When I went to a clinic to confirm the pregnancy, it was positive. I went to a Chelan family clinic first and they refused to do an ultrasound to confirm the due date. I was going to go with a midwife but in a hospital setting. I told Christa about this. That I was planning to get a midwife. A new midwife arrived and her name was Stacey Stubblefield. She seemed so bubbly and cheerful, I liked her a lot, but then I had some questions about her. I was still going to Dr. Malcolm Butler as my PCP. And he was an obstetrician so I ran things by him.
In hindsight, from the very start, they were setting me up to have my baby taken away from me. I didn't know it at the time, but it was clear not only to me, but to some of the nurses on staff at the hospital that what was going on and what happened was odd.
So I told Stacey I'd already been told I'd be high risk and need a C-section because of a narrow pelvis. She said it was narrow from one angle but not abnormal on the other angle and that we'd see what happened. She also refused to do a 18 week ultrasound, which I felt was important to make sure everything was okay. I also wanted documentation that the pregnancy was farther along, too long after my suicide attempt, for there to be a connection. She refused, and I decided to go to a different midwife in town, whom I now wish I'd stayed with. Laurie.
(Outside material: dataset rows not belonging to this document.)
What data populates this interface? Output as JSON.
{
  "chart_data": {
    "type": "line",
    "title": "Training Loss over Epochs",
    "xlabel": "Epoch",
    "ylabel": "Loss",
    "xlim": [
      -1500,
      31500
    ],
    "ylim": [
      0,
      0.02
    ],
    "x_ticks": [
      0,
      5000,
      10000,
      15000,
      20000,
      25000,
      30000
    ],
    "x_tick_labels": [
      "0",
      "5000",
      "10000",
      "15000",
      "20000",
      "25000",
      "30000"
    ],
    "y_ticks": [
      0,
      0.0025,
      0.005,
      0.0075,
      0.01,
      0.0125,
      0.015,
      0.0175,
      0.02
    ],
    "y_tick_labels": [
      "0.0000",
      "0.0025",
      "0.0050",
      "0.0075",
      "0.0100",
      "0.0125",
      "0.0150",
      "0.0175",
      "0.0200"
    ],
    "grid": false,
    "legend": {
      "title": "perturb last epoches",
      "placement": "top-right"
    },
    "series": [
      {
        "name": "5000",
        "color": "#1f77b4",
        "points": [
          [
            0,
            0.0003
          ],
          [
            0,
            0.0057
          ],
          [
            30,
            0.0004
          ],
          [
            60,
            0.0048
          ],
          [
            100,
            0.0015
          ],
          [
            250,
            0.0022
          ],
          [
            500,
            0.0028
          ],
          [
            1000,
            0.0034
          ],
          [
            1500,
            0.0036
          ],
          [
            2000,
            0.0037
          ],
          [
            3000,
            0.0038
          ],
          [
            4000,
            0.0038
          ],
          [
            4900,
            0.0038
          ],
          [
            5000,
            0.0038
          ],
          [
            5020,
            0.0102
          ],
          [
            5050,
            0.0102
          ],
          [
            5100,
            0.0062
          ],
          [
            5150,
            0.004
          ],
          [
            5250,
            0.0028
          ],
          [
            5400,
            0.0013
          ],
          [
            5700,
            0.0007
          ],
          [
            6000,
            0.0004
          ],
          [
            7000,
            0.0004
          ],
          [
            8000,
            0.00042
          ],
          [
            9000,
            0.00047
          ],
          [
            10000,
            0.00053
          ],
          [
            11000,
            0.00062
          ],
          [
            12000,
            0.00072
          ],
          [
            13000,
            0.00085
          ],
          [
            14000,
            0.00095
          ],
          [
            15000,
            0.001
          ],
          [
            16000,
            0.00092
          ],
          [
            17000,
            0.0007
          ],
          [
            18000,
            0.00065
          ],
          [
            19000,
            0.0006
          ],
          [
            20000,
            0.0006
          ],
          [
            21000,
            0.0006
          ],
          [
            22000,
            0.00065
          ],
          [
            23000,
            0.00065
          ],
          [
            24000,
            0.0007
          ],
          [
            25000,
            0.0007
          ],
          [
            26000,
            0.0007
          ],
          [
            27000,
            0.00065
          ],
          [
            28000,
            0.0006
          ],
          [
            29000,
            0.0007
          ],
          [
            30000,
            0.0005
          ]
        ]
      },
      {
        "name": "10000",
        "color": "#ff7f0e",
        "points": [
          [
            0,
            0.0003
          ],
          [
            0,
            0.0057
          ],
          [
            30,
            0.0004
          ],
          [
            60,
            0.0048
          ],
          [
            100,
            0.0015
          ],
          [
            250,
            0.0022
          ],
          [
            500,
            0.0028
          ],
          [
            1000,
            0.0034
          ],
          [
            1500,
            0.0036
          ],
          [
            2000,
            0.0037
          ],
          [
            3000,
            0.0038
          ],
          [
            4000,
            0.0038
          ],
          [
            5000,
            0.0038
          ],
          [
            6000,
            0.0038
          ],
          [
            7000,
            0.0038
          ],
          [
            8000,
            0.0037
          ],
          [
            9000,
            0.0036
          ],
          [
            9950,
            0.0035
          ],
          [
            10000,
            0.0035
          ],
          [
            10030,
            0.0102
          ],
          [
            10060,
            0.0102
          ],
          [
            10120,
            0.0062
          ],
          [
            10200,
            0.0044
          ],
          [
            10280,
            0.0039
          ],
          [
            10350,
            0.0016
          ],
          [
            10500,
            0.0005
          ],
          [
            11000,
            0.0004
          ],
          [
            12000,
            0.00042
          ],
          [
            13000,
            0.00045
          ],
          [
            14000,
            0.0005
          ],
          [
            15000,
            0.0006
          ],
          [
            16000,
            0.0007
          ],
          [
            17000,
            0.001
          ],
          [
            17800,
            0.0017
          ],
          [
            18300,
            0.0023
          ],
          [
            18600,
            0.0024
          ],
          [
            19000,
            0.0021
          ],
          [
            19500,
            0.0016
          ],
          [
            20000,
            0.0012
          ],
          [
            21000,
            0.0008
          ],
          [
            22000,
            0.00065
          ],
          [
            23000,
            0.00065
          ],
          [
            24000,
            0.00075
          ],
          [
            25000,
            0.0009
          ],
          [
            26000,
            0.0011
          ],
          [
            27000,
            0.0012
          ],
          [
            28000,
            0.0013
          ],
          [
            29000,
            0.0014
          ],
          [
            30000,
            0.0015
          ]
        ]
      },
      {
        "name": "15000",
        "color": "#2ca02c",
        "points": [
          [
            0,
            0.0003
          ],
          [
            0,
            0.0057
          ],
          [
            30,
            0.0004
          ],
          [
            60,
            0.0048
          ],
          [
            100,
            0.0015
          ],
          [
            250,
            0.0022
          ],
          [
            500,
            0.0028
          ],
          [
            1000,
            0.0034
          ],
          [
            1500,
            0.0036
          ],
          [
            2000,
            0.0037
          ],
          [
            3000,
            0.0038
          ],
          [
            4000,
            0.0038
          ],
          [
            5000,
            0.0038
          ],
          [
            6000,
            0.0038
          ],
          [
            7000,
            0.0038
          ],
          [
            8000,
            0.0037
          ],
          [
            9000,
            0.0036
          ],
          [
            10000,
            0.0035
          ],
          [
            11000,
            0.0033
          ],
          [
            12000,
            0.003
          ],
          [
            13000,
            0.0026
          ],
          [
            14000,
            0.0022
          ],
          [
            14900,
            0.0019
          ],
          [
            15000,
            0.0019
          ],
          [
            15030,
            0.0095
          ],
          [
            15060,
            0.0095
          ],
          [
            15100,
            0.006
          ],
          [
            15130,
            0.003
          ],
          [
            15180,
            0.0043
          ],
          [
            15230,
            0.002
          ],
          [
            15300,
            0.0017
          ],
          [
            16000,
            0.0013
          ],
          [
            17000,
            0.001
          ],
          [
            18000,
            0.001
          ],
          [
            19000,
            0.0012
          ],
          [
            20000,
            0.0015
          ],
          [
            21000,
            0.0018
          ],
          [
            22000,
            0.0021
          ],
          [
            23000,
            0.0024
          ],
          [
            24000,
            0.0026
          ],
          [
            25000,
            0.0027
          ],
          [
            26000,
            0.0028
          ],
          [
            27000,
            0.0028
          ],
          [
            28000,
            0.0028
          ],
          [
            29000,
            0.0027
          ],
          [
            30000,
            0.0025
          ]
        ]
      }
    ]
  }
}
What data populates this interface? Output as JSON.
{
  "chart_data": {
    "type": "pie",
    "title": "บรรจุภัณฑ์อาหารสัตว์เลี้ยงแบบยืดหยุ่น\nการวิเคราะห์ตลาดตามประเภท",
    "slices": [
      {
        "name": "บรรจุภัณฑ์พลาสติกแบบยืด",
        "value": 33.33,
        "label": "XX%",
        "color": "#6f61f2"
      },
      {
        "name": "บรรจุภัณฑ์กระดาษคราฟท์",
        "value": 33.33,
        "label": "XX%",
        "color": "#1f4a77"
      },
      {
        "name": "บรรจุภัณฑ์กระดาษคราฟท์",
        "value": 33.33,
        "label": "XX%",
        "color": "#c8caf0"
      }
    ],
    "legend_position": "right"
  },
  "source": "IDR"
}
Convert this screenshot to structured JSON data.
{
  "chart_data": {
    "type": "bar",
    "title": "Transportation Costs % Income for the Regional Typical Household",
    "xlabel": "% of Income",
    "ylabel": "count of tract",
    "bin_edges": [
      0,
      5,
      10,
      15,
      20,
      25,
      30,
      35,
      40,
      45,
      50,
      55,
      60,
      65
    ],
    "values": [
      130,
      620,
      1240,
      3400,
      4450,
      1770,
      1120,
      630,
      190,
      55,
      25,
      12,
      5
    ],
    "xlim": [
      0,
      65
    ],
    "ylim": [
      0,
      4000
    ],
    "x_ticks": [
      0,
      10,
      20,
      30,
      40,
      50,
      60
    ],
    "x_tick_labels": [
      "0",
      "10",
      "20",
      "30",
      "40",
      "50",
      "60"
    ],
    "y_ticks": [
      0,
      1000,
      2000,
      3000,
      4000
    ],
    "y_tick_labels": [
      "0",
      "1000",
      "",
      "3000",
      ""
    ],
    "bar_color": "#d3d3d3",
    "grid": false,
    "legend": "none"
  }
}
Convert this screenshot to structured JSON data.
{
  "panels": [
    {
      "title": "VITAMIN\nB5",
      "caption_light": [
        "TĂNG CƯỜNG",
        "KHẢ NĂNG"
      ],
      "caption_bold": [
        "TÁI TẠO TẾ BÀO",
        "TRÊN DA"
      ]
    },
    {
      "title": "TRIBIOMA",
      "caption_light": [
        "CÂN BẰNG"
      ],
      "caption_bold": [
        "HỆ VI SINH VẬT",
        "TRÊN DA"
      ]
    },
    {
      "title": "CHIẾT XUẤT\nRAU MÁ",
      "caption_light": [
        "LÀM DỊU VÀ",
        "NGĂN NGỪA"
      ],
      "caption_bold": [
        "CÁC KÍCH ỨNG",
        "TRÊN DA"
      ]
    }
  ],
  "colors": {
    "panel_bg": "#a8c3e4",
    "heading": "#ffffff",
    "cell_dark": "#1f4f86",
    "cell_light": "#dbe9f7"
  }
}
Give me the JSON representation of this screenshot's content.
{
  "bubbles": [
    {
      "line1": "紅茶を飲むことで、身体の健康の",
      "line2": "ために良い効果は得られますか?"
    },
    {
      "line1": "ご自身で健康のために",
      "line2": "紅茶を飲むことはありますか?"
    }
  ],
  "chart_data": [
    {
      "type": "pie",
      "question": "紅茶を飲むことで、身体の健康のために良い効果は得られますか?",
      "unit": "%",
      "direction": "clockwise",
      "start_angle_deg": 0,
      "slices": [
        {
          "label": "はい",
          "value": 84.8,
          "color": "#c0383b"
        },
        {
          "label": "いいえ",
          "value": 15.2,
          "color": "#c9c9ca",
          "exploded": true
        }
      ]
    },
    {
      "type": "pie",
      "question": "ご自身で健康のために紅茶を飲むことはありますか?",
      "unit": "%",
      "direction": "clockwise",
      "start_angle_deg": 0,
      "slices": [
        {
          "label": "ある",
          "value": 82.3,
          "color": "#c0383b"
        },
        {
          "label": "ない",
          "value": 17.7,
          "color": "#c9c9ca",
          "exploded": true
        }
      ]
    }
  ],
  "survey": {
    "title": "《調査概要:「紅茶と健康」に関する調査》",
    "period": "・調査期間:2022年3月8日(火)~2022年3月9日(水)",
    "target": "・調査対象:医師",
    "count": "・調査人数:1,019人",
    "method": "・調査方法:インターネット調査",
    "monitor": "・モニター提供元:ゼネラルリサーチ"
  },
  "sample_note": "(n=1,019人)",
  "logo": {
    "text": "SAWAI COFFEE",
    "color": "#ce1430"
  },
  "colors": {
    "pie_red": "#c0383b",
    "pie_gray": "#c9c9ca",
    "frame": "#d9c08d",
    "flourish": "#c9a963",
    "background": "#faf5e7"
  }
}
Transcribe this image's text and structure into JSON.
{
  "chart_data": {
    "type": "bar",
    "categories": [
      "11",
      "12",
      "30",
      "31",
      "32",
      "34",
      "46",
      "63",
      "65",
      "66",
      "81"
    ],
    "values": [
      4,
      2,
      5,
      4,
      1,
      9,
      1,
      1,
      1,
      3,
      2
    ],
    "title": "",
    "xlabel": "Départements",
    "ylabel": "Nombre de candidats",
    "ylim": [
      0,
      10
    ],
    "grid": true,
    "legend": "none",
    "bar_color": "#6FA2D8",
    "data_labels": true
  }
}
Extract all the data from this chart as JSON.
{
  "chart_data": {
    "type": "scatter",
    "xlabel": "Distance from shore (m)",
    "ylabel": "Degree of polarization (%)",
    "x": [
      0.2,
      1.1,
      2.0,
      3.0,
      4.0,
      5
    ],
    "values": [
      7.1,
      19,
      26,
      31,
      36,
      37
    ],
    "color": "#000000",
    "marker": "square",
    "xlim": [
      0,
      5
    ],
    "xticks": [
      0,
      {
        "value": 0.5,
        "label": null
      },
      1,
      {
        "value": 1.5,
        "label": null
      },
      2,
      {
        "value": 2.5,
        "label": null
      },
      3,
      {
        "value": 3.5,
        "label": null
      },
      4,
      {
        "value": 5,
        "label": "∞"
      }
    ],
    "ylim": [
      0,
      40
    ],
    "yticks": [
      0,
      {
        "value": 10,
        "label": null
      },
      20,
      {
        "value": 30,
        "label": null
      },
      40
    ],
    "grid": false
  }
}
Laurie felt it was essential to have the ultrasound done. She also wrote some beautiful chart notes. I later found out Stacy, on the other hand, was trying to write me up as drug seeking AND, for the first time in my life, SHE was claiming I was an "alcoholic", because I'd put a check in the box that asks for ones alcohol habits, and I checked the box for "occasional/social drinking". I later found out from nurses how Stacy was trying to run me down. But first things first.
I never asked the father for any financial help or support. It was going to be my own thing and he was fine with that. He DID pay for food for me, whatever I wanted to eat, and for expensive prenatals I wanted and for mercury-contaminant free cod liver oil. I was going to be sure my baby had the best. I ate organic food while pregnant, especially for animal products, I took good vitamins, and I started running to get oxygen moving to not just my heart and brain, but to my baby's heart and brain.
That was the happy time. Then, my family entered the picture and they were not happy at all.
If anyone wonders what this has to do with the legal and police problems, you'll soon find out. Police trumped up charges against me, when I was pregnant, and tried to make me out to be a criminal next, and it was then, that I found out, I HAD been profiled by police. Because one of the officers said, "We know all about YOU. Police know about you from Oregon to Washington state."
Why would police all over Oregon and then Washington, "know all about" me when I'd never done anything wrong? Exactly what was in my records? who was spreading stuff about me? I didn't have a record, but I did know people wanted me to have one. I also wondered what the FBI had written up about me, that was accessible by police "from Oregon to Washington". If an officer had just admitted police all over KNEW me, this set up the evidence that I was not imagining things when I said I was being profiled.
And it was wrong and unjust.
I had already told Christa and the Abbey knew I was pregnant. The next thing I knew, I was going to jail on false charges, and told I was going to lose my baby and have it taken from me if I didn't plead guilty to a crime I did not commit, for which I had evidence to prove it couldn't be true, which my PD in Wenatchee didn't care about obtaining.